Abraham came out of it extremely virtuous, fortunate, and felicitous. He said, "This is my Lord" [6:76]. It is said that here there is an ellipsis. He means, "They say, 'This is my Lord.' These estranged ones say that this is my God. But it is not, for this is one of the low ones, those taken down. I do not love the low ones and the taken down."
Well done Abraham! He spoke a splendid point. It rose up from the low, but he knew that the Lord is high, beyond His servants. Again, when it went down, he turned away from it and said, "I do not love the low ones, for they are not worthy of Godhood."

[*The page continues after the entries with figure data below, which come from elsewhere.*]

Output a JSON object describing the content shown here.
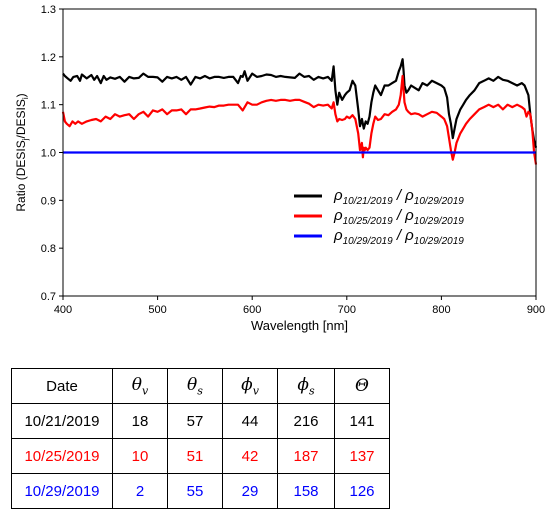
{
  "chart_data": {
    "type": "line",
    "title": "",
    "xlabel": "Wavelength [nm]",
    "ylabel_parts": [
      "Ratio (DESIS",
      "j",
      "/DESIS",
      "i",
      ")"
    ],
    "xlim": [
      400,
      900
    ],
    "ylim": [
      0.7,
      1.3
    ],
    "xticks": [
      400,
      500,
      600,
      700,
      800,
      900
    ],
    "yticks": [
      0.7,
      0.8,
      0.9,
      1.0,
      1.1,
      1.2,
      1.3
    ],
    "xtick_labels": [
      "400",
      "500",
      "600",
      "700",
      "800",
      "900"
    ],
    "ytick_labels": [
      "0.7",
      "0.8",
      "0.9",
      "1.0",
      "1.1",
      "1.2",
      "1.3"
    ],
    "grid": false,
    "legend_position": "right",
    "series": [
      {
        "name": "ρ10/21/2019 / ρ10/29/2019",
        "legend": {
          "rho_a": "ρ",
          "sub_a": "10/21/2019",
          "sep": " / ",
          "rho_b": "ρ",
          "sub_b": "10/29/2019"
        },
        "color": "#000000",
        "x": [
          400,
          402,
          405,
          408,
          411,
          415,
          418,
          420,
          425,
          430,
          433,
          436,
          440,
          443,
          446,
          450,
          455,
          460,
          465,
          470,
          475,
          480,
          485,
          490,
          495,
          500,
          505,
          510,
          515,
          520,
          525,
          530,
          535,
          540,
          545,
          550,
          555,
          560,
          565,
          570,
          575,
          580,
          585,
          588,
          590,
          592,
          595,
          600,
          605,
          610,
          615,
          620,
          625,
          630,
          635,
          640,
          645,
          650,
          655,
          660,
          665,
          670,
          675,
          680,
          684,
          686,
          688,
          690,
          692,
          695,
          698,
          700,
          703,
          706,
          709,
          712,
          714,
          716,
          718,
          720,
          722,
          724,
          726,
          728,
          730,
          733,
          736,
          740,
          744,
          748,
          752,
          755,
          757,
          759,
          760,
          761,
          763,
          765,
          768,
          772,
          776,
          780,
          785,
          790,
          795,
          800,
          803,
          806,
          808,
          810,
          812,
          814,
          816,
          818,
          820,
          823,
          826,
          830,
          835,
          840,
          845,
          850,
          855,
          860,
          865,
          870,
          875,
          880,
          885,
          888,
          890,
          892,
          894,
          896,
          898,
          900
        ],
        "y": [
          1.165,
          1.16,
          1.155,
          1.15,
          1.158,
          1.16,
          1.15,
          1.163,
          1.155,
          1.162,
          1.152,
          1.16,
          1.145,
          1.16,
          1.152,
          1.157,
          1.154,
          1.158,
          1.148,
          1.158,
          1.155,
          1.156,
          1.165,
          1.158,
          1.158,
          1.157,
          1.148,
          1.158,
          1.155,
          1.158,
          1.152,
          1.158,
          1.142,
          1.158,
          1.155,
          1.16,
          1.155,
          1.158,
          1.158,
          1.156,
          1.158,
          1.158,
          1.145,
          1.16,
          1.158,
          1.17,
          1.15,
          1.165,
          1.158,
          1.16,
          1.163,
          1.162,
          1.158,
          1.16,
          1.158,
          1.157,
          1.156,
          1.165,
          1.158,
          1.16,
          1.152,
          1.158,
          1.155,
          1.158,
          1.15,
          1.18,
          1.13,
          1.1,
          1.125,
          1.11,
          1.12,
          1.125,
          1.13,
          1.15,
          1.14,
          1.09,
          1.055,
          1.07,
          1.05,
          1.065,
          1.06,
          1.075,
          1.105,
          1.125,
          1.14,
          1.13,
          1.12,
          1.14,
          1.14,
          1.145,
          1.15,
          1.17,
          1.18,
          1.195,
          1.17,
          1.14,
          1.125,
          1.13,
          1.14,
          1.135,
          1.13,
          1.145,
          1.14,
          1.15,
          1.145,
          1.14,
          1.135,
          1.115,
          1.08,
          1.06,
          1.03,
          1.05,
          1.07,
          1.08,
          1.09,
          1.1,
          1.11,
          1.12,
          1.13,
          1.145,
          1.15,
          1.155,
          1.15,
          1.158,
          1.152,
          1.15,
          1.145,
          1.14,
          1.145,
          1.14,
          1.13,
          1.12,
          1.08,
          1.05,
          1.025,
          1.01
        ]
      },
      {
        "name": "ρ10/25/2019 / ρ10/29/2019",
        "legend": {
          "rho_a": "ρ",
          "sub_a": "10/25/2019",
          "sep": " / ",
          "rho_b": "ρ",
          "sub_b": "10/29/2019"
        },
        "color": "#ff0000",
        "x": [
          400,
          402,
          404,
          407,
          410,
          413,
          416,
          420,
          425,
          430,
          435,
          440,
          445,
          450,
          455,
          460,
          465,
          470,
          475,
          480,
          485,
          490,
          495,
          500,
          505,
          510,
          515,
          520,
          525,
          530,
          535,
          540,
          545,
          550,
          555,
          560,
          565,
          570,
          575,
          580,
          585,
          590,
          595,
          600,
          605,
          610,
          615,
          620,
          625,
          630,
          635,
          640,
          645,
          650,
          655,
          660,
          665,
          670,
          675,
          680,
          684,
          686,
          688,
          690,
          692,
          695,
          698,
          700,
          703,
          706,
          709,
          712,
          714,
          716,
          717,
          718,
          719,
          720,
          722,
          724,
          726,
          728,
          730,
          733,
          736,
          740,
          744,
          748,
          752,
          755,
          757,
          759,
          760,
          761,
          763,
          765,
          768,
          772,
          776,
          780,
          785,
          790,
          795,
          800,
          803,
          806,
          808,
          810,
          812,
          814,
          816,
          818,
          820,
          823,
          826,
          830,
          835,
          840,
          845,
          850,
          855,
          860,
          865,
          870,
          875,
          880,
          885,
          888,
          890,
          892,
          894,
          896,
          898,
          900
        ],
        "y": [
          1.085,
          1.065,
          1.06,
          1.055,
          1.065,
          1.06,
          1.065,
          1.06,
          1.065,
          1.068,
          1.07,
          1.065,
          1.075,
          1.07,
          1.08,
          1.075,
          1.078,
          1.08,
          1.07,
          1.08,
          1.085,
          1.075,
          1.088,
          1.085,
          1.09,
          1.08,
          1.088,
          1.088,
          1.09,
          1.08,
          1.09,
          1.09,
          1.092,
          1.094,
          1.096,
          1.095,
          1.098,
          1.098,
          1.1,
          1.1,
          1.1,
          1.088,
          1.105,
          1.1,
          1.1,
          1.105,
          1.108,
          1.11,
          1.108,
          1.11,
          1.11,
          1.108,
          1.11,
          1.11,
          1.106,
          1.102,
          1.095,
          1.1,
          1.098,
          1.1,
          1.092,
          1.105,
          1.08,
          1.065,
          1.07,
          1.068,
          1.07,
          1.075,
          1.072,
          1.078,
          1.07,
          1.04,
          1.005,
          1.02,
          0.99,
          1.01,
          1.005,
          1.01,
          1.005,
          1.01,
          1.04,
          1.06,
          1.075,
          1.068,
          1.07,
          1.08,
          1.078,
          1.085,
          1.09,
          1.1,
          1.12,
          1.16,
          1.13,
          1.105,
          1.09,
          1.085,
          1.08,
          1.082,
          1.08,
          1.075,
          1.08,
          1.085,
          1.083,
          1.075,
          1.07,
          1.055,
          1.03,
          1.005,
          0.985,
          1.0,
          1.02,
          1.03,
          1.04,
          1.05,
          1.06,
          1.07,
          1.08,
          1.09,
          1.095,
          1.1,
          1.095,
          1.1,
          1.09,
          1.1,
          1.095,
          1.1,
          1.095,
          1.09,
          1.075,
          1.085,
          1.08,
          1.05,
          1.0,
          0.975
        ]
      },
      {
        "name": "ρ10/29/2019 / ρ10/29/2019",
        "legend": {
          "rho_a": "ρ",
          "sub_a": "10/29/2019",
          "sep": " / ",
          "rho_b": "ρ",
          "sub_b": "10/29/2019"
        },
        "color": "#0000ff",
        "x": [
          400,
          900
        ],
        "y": [
          1.0,
          1.0
        ]
      }
    ]
  },
  "table": {
    "headers": [
      {
        "text": "Date",
        "math": false
      },
      {
        "base": "θ",
        "sub": "v",
        "math": true
      },
      {
        "base": "θ",
        "sub": "s",
        "math": true
      },
      {
        "base": "ϕ",
        "sub": "v",
        "math": true
      },
      {
        "base": "ϕ",
        "sub": "s",
        "math": true
      },
      {
        "base": "Θ",
        "sub": "",
        "math": true
      }
    ],
    "rows": [
      {
        "color": "#000000",
        "cells": [
          "10/21/2019",
          "18",
          "57",
          "44",
          "216",
          "141"
        ]
      },
      {
        "color": "#ff0000",
        "cells": [
          "10/25/2019",
          "10",
          "51",
          "42",
          "187",
          "137"
        ]
      },
      {
        "color": "#0000ff",
        "cells": [
          "10/29/2019",
          "2",
          "55",
          "29",
          "158",
          "126"
        ]
      }
    ]
  }
}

Here the lords of realization have voiced another intimation and have seen another subtle point. They say that from the first Abraham's dust was mixed with the water of bosom friendship, his secret core was burned with the fire of passion, his spirit was lit up with the love of eternity, and the ocean of passion was stirring up waves inside him. Then at dawn, at the moment of the morning draft of the passionate, the shouts of joy of the drunkards, and the uproar of those who have lost their hearts, he opened his eyes from the giddiness of the wine of bosom friendship and the drunkenness of passion and said, "This is my Lord." This is as they say:
Your image has so taken my eyes
that wherever I look I fancy it's you.
Both drunkenness and passion are paths of trial and the basis of trouble. Do you not see where passion by itself threw Joseph of Canaan, and what drunkenness by itself did to Moses of ʿImrān? In the case of Abraham, both were together. Why then is it strange that drunkenness and the uproar of heart-lostness should make him gaze on the moon and the stars and say, "This is my Lord"? This is exactly what they say about a drunkard-that he does not know what he is saying. If he did know, then how could he be drunk?
You said, "I'm drunk." By my soul if you are-
he who is drunk does not know drunkenness.

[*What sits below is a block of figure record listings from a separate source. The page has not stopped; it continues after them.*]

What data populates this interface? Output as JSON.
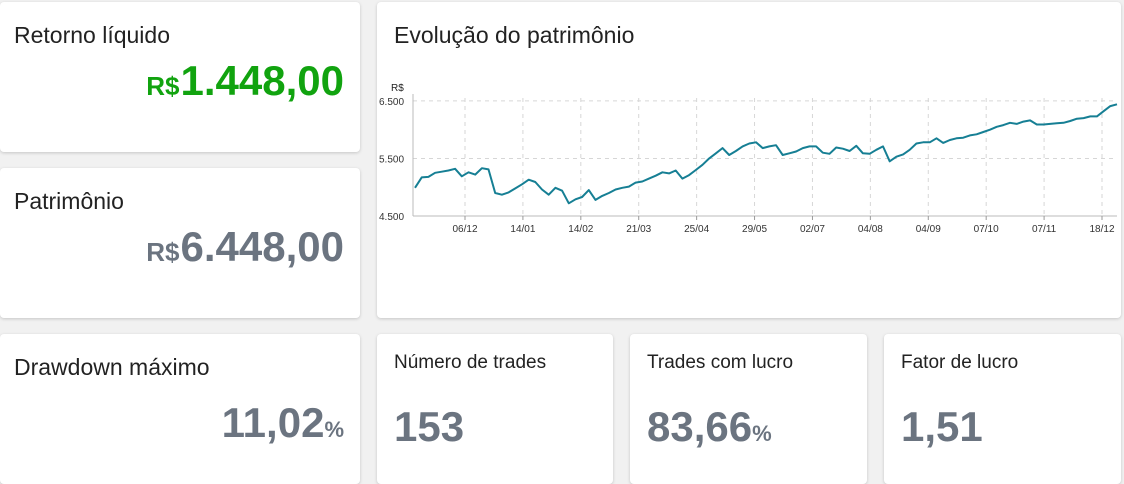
{
  "cards": {
    "net_return": {
      "title": "Retorno líquido",
      "currency": "R$",
      "amount": "1.448,00"
    },
    "equity": {
      "title": "Patrimônio",
      "currency": "R$",
      "amount": "6.448,00"
    },
    "max_drawdown": {
      "title": "Drawdown máximo",
      "value": "11,02",
      "unit": "%"
    },
    "num_trades": {
      "title": "Número de trades",
      "value": "153"
    },
    "winning_trades": {
      "title": "Trades com lucro",
      "value": "83,66",
      "unit": "%"
    },
    "profit_factor": {
      "title": "Fator de lucro",
      "value": "1,51"
    }
  },
  "colors": {
    "positive": "#11a30f",
    "neutral": "#6b7480",
    "line": "#167f94"
  },
  "chart_data": {
    "type": "line",
    "title": "Evolução do patrimônio",
    "ylabel": "R$",
    "xlabel": "",
    "ylim": [
      4500,
      6550
    ],
    "y_ticks": [
      "4.500",
      "5.500",
      "6.500"
    ],
    "y_tick_values": [
      4500,
      5500,
      6500
    ],
    "x_ticks": [
      "06/12",
      "14/01",
      "14/02",
      "21/03",
      "25/04",
      "29/05",
      "02/07",
      "04/08",
      "04/09",
      "07/10",
      "07/11",
      "18/12"
    ],
    "grid": true,
    "series": [
      {
        "values": [
          4990,
          5170,
          5180,
          5250,
          5270,
          5290,
          5320,
          5190,
          5260,
          5220,
          5330,
          5310,
          4900,
          4870,
          4910,
          4980,
          5050,
          5130,
          5090,
          4960,
          4870,
          4990,
          4940,
          4720,
          4790,
          4830,
          4950,
          4780,
          4850,
          4900,
          4960,
          4990,
          5010,
          5080,
          5100,
          5150,
          5200,
          5260,
          5240,
          5290,
          5150,
          5210,
          5300,
          5390,
          5500,
          5590,
          5680,
          5560,
          5630,
          5710,
          5760,
          5780,
          5680,
          5710,
          5730,
          5560,
          5590,
          5620,
          5680,
          5710,
          5710,
          5600,
          5580,
          5690,
          5670,
          5630,
          5720,
          5590,
          5580,
          5650,
          5710,
          5450,
          5530,
          5570,
          5650,
          5760,
          5780,
          5780,
          5850,
          5770,
          5820,
          5850,
          5860,
          5900,
          5920,
          5960,
          6000,
          6050,
          6080,
          6120,
          6100,
          6140,
          6160,
          6090,
          6090,
          6100,
          6110,
          6120,
          6150,
          6190,
          6200,
          6230,
          6230,
          6320,
          6410,
          6440
        ]
      }
    ]
  }
}
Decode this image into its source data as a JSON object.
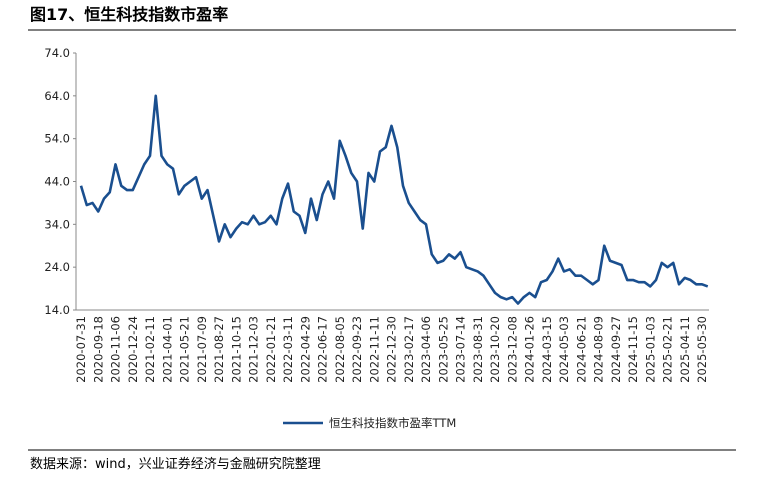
{
  "chart_data": {
    "type": "line",
    "title": "图17、恒生科技指数市盈率",
    "source": "数据来源：wind，兴业证券经济与金融研究院整理",
    "categories": [
      "2020-07-31",
      null,
      null,
      "2020-09-18",
      null,
      null,
      "2020-11-06",
      null,
      null,
      "2020-12-24",
      null,
      null,
      "2021-02-11",
      null,
      null,
      "2021-04-01",
      null,
      null,
      "2021-05-21",
      null,
      null,
      "2021-07-09",
      null,
      null,
      "2021-08-27",
      null,
      null,
      "2021-10-15",
      null,
      null,
      "2021-12-03",
      null,
      null,
      "2022-01-21",
      null,
      null,
      "2022-03-11",
      null,
      null,
      "2022-04-29",
      null,
      null,
      "2022-06-17",
      null,
      null,
      "2022-08-05",
      null,
      null,
      "2022-09-23",
      null,
      null,
      "2022-11-11",
      null,
      null,
      "2022-12-30",
      null,
      null,
      "2023-02-17",
      null,
      null,
      "2023-04-06",
      null,
      null,
      "2023-05-25",
      null,
      null,
      "2023-07-14",
      null,
      null,
      "2023-08-31",
      null,
      null,
      "2023-10-20",
      null,
      null,
      "2023-12-08",
      null,
      null,
      "2024-01-26",
      null,
      null,
      "2024-03-15",
      null,
      null,
      "2024-05-03",
      null,
      null,
      "2024-06-21",
      null,
      null,
      "2024-08-09",
      null,
      null,
      "2024-09-27",
      null,
      null,
      "2024-11-15",
      null,
      null,
      "2025-01-03",
      null,
      null,
      "2025-02-21",
      null,
      null,
      "2025-04-11",
      null,
      null,
      "2025-05-30",
      null
    ],
    "series": [
      {
        "name": "恒生科技指数市盈率TTM",
        "color": "#1a4f8f",
        "values": [
          43,
          38.5,
          39,
          37,
          40,
          41.5,
          48,
          43,
          42,
          42,
          45,
          48,
          50,
          64,
          50,
          48,
          47,
          41,
          43,
          44,
          45,
          40,
          42,
          36,
          30,
          34,
          31,
          33,
          34.5,
          34,
          36,
          34,
          34.5,
          36,
          34,
          40,
          43.5,
          37,
          36,
          32,
          40,
          35,
          41,
          44,
          40,
          53.5,
          50,
          46,
          44,
          33,
          46,
          44,
          51,
          52,
          57,
          52,
          43,
          39,
          37,
          35,
          34,
          27,
          25,
          25.5,
          27,
          26,
          27.5,
          24,
          23.5,
          23,
          22,
          20,
          18,
          17,
          16.5,
          17,
          15.5,
          17,
          18,
          17,
          20.5,
          21,
          23,
          26,
          23,
          23.5,
          22,
          22,
          21,
          20,
          21,
          29,
          25.5,
          25,
          24.5,
          21,
          21,
          20.5,
          20.5,
          19.5,
          21,
          25,
          24,
          25,
          20,
          21.5,
          21,
          20,
          20,
          19.5
        ]
      }
    ],
    "ylim": [
      14,
      74
    ],
    "yticks": [
      {
        "value": 14,
        "label": "14.0"
      },
      {
        "value": 24,
        "label": "24.0"
      },
      {
        "value": 34,
        "label": "34.0"
      },
      {
        "value": 44,
        "label": "44.0"
      },
      {
        "value": 54,
        "label": "54.0"
      },
      {
        "value": 64,
        "label": "64.0"
      },
      {
        "value": 74,
        "label": "74.0"
      }
    ],
    "legend": "bottom"
  }
}
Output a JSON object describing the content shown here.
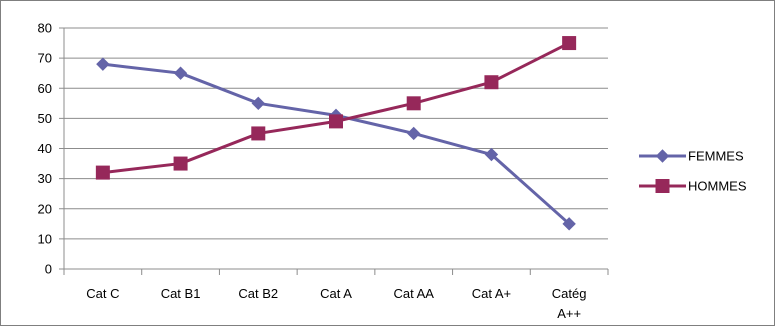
{
  "chart_data": {
    "type": "line",
    "categories": [
      "Cat C",
      "Cat B1",
      "Cat B2",
      "Cat A",
      "Cat AA",
      "Cat A+",
      "Catég A++"
    ],
    "series": [
      {
        "name": "FEMMES",
        "values": [
          68,
          65,
          55,
          51,
          45,
          38,
          15
        ],
        "color": "#6464A8",
        "marker": "diamond"
      },
      {
        "name": "HOMMES",
        "values": [
          32,
          35,
          45,
          49,
          55,
          62,
          75
        ],
        "color": "#96285A",
        "marker": "square"
      }
    ],
    "y_ticks": [
      "0",
      "10",
      "20",
      "30",
      "40",
      "50",
      "60",
      "70",
      "80"
    ],
    "ylim": [
      0,
      80
    ],
    "grid": true,
    "legend_position": "right"
  }
}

As for Abraham's being tried by the sacrifice of his child, that is because he gazed on the beauty of Ishmael and began to pay regard to him, for the sword of Ishmael's beauty wounded Abraham's heart. The command came, "O Bosom Friend! Did We preserve you from Azar and Azari idols so that you could gaze on the face of Ishmael? The stamp of bosom friendship with Me and glancing at others cannot be combined, whether you gaze at the Azari carvings or Ishmael's face.
Any talk that keeps you back from the road-let it be unbelief or faith.
Any picture that holds you back from the Friend-let it be ugly or beautiful.
[DS 51]
It was not long before a sword was placed in his hand and it was said, "Sacrifice Ishmael, for two beloveds will not fit in one heart."
With two kiblahs you can't walk straight on the road of tawḥīd-
either the Friend's approval, or your own caprice. [DS 488]
In terms of the outward meaning, the story of the sacrifice is known and famous. Concerning the inward meaning and in the tongue of allusion, it has been said, "Cut off your heart's attachment to your child with the sword of truthfulness." "Truthfulness is God's sword in His earth. He does not place it on anything without cutting it."
Abraham heard the command and with the sword of truthfulness cut his heart off from his child. He separated love for Ishmael from his heart. The call came, "O Abraham, 'You have been truthful to the vision' [37:105]. The tongue of the state was saying,
"I separated from creatures, sharpening my love for You.
I made my child an orphan in order to see You."